Subprime Risks

14 March 2007



New Century’s Stock Suspended on NYSE

New Century Financial Corporation provides mortgages to subprime borrowers, those with credit problems. In return, the company and others like it get higher interest payments to make up for the increased risk. Fair enough, except New Century has lost track of borrowers’ defaults, its loan portfolio wound up overstated, and a federal prosecutor and securities regulators want documents from the company as part of an investigation. Trading in its stock has been suspended on the New York Stock Exchange, and the next stop could be Chapter 11.

The real profits in this business come from securitizing the loans made. In other words, New Century and others originate the loans, then bundle them together and sell them off to others, usually hedge funds, insurance companies and others with deep pockets and an appetite for risk. Having pocketed the money, the originators are in a position to make new loans. This works fine unless one of two things occur: the borrowers stop borrowing or the buyers of the securitized loans stop buying.

The subprime mortgage market is usually the one most affected by rising interest rates. When prime borrowers’ costs go up 25 basis points, subprime borrowers often get hit with more. So the cost of borrowing has gone up for these people in recent months, and that has resulted in fewer originations. That in turn results in smaller securitizations, meaning smaller profits for originators. Smaller profits, however, don’t get a stock suspended from trading.

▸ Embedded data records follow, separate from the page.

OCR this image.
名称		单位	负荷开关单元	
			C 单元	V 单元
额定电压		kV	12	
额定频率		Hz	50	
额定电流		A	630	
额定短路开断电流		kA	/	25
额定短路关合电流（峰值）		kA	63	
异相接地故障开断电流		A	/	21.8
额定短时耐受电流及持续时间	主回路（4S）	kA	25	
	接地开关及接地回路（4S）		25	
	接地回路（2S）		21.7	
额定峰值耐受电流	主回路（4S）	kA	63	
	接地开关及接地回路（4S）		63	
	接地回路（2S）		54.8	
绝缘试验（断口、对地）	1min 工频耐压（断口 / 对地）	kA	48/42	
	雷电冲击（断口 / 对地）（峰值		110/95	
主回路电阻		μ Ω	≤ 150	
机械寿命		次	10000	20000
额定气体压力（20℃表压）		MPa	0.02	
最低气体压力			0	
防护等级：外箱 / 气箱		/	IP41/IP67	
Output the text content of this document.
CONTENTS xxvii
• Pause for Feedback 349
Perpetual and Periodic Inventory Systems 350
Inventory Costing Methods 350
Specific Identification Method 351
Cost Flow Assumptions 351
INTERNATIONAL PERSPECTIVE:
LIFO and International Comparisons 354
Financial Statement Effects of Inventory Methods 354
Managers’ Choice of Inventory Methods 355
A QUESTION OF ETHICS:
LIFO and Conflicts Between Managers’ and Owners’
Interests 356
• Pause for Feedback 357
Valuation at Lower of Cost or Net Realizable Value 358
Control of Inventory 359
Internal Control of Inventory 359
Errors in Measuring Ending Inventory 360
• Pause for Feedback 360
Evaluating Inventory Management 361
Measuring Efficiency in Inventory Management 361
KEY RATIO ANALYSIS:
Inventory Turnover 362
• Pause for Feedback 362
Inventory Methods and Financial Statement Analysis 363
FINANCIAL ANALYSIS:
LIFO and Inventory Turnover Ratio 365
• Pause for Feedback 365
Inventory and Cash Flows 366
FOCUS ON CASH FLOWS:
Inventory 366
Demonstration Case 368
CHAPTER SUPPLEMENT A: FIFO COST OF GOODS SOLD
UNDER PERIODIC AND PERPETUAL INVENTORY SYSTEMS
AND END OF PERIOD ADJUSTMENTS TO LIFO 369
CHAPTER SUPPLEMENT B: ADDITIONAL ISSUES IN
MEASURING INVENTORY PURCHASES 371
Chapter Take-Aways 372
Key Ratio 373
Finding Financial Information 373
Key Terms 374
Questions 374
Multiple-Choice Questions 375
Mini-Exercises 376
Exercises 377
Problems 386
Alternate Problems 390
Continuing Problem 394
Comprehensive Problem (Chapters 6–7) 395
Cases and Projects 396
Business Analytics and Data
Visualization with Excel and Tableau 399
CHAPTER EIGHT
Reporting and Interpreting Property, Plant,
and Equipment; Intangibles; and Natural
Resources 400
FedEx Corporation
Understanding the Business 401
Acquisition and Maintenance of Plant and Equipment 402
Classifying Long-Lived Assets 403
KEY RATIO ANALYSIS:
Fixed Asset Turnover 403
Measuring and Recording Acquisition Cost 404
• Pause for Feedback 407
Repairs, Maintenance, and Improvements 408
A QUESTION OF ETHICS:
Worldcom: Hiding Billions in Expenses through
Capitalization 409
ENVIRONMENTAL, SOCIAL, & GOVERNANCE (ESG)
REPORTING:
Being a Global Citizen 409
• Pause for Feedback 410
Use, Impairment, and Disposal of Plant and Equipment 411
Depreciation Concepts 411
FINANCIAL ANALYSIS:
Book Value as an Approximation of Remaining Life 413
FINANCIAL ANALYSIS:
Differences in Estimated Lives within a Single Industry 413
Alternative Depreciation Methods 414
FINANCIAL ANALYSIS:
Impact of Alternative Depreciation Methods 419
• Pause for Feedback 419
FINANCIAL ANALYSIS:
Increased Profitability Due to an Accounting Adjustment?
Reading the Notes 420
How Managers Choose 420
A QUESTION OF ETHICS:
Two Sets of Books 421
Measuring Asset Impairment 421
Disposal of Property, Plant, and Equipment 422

The bad books at New Century have effectively finished off any interest in buying the securitized loans. Delinquencies and defaults are dealt with in securitizations with actuarial precision. Built into each deal is an assumption about how many loans are going to go sour. The fact that New Century doesn’t have a handle on the delinquencies and defaults undermines that completely.

The subprime mortgage industry is a tough one. According to MSNBC, more than 20 companies have left the market in the last year. Accredited Home Lenders Holding Co., a rival of New Century, has seen its stock price drop by more than half, in part a contagion effect from New Century, and in part, due to weak underwriting standards (which is rife in the industry). However, a little perspective is needed. Subprime loans accounted for only 20% of the $600 billion US mortgage market last year. It’s bad, but it isn’t the kind of thing to start a recession, at least, not all by itself.